People of faith are increasingly vocal in expressing their alarm over the reality that climate change disproportionately affects the poorest and risks reversing the development gains made in poor countries over the last half-century. They are concerned that climate change will put an unjust burden on future generations and many are calling for major climate actions, including climate finance. The Evangelical Environmental Network and other faith organizations have specifically advocated for the United States to lead on contributing to the Green Climate Fund as part of taking responsibility for its role as a major carbon emitter and acting as a responsible leader of the international community.

Faith groups also came out in strong support of the most recent US contribution to the GCF.

Climate finance is a proactive, cost-efficient way to prepare for future challenges.
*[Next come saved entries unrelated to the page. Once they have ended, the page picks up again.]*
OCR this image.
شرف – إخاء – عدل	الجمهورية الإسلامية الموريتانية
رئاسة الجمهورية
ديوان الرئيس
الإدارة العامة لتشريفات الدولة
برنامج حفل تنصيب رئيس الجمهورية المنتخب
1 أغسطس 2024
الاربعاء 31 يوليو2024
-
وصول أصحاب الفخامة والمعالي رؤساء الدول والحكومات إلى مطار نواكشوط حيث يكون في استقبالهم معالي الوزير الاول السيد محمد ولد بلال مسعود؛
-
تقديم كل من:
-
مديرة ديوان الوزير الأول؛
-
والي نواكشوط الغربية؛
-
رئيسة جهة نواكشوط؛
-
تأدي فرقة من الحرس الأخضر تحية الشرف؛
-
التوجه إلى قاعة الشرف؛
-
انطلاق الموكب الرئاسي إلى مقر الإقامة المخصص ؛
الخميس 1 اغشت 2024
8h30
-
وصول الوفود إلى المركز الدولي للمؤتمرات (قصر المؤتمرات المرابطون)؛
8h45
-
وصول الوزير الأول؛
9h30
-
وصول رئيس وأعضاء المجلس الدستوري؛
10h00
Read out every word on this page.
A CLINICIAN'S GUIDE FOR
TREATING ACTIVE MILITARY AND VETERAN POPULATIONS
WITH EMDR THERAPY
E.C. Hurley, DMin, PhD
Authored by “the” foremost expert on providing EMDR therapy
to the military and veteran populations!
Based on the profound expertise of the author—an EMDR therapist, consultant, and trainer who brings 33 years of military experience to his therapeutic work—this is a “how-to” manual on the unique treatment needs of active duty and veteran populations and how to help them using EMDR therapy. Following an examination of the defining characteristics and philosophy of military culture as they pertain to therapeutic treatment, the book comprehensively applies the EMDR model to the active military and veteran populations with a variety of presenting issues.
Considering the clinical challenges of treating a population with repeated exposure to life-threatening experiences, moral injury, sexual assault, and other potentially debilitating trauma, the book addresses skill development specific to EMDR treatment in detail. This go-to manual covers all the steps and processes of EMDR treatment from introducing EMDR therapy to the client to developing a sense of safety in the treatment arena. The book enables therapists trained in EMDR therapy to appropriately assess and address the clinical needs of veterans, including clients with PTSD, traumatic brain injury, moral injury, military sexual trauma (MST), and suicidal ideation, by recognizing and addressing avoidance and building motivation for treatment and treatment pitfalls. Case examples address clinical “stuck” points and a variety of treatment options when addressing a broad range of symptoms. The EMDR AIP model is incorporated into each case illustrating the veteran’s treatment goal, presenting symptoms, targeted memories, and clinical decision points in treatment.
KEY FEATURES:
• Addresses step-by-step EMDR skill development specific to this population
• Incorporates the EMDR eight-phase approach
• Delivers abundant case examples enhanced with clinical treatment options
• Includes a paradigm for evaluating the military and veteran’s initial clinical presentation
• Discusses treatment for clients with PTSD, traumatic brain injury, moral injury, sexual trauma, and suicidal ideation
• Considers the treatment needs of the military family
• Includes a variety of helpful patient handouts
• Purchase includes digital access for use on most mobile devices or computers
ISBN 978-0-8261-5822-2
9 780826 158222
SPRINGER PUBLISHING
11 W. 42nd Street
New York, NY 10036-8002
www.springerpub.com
The countries that invested in the Green Climate Fund realized that evidence points to the merits of preventative spending. For instance, the United Kingdom’s former Secretary of State for Energy and Climate Change, Ed Davey, vocally supported the UK’s pledge to the GCF as both necessary and smart, calling it a ‘proud’ moment for Britain. At the Berlin pledging conference for the GCF, Sweden’s Minister for International Development Cooperation stated her government’s position that the GCF would “deliver security, for the world, for investors and businesses, for developing nations and future generations…contributing money to the Green Climate Fund is nothing less than investing in a more secure world for our children and grandchildren.” Sweden reinforced this statement by pledging $550 million to the fund (4.5 times as much as would be mathematically expected). Like these leaders, past and current leadership in the United States has also acknowledged the economic logic, security rationale and moral imperative for upholding climate finance as a critical mechanism for preventing and counteracting the worst impacts of climate change.

Of the most recent US contribution to the GCF, Senator Jeff Merkley of Oregon said, “Climate change is a global problem, and the United States must pursue global solutions. The Green Climate Fund is exactly the kind of international partnership we need to tackle this major challenge.”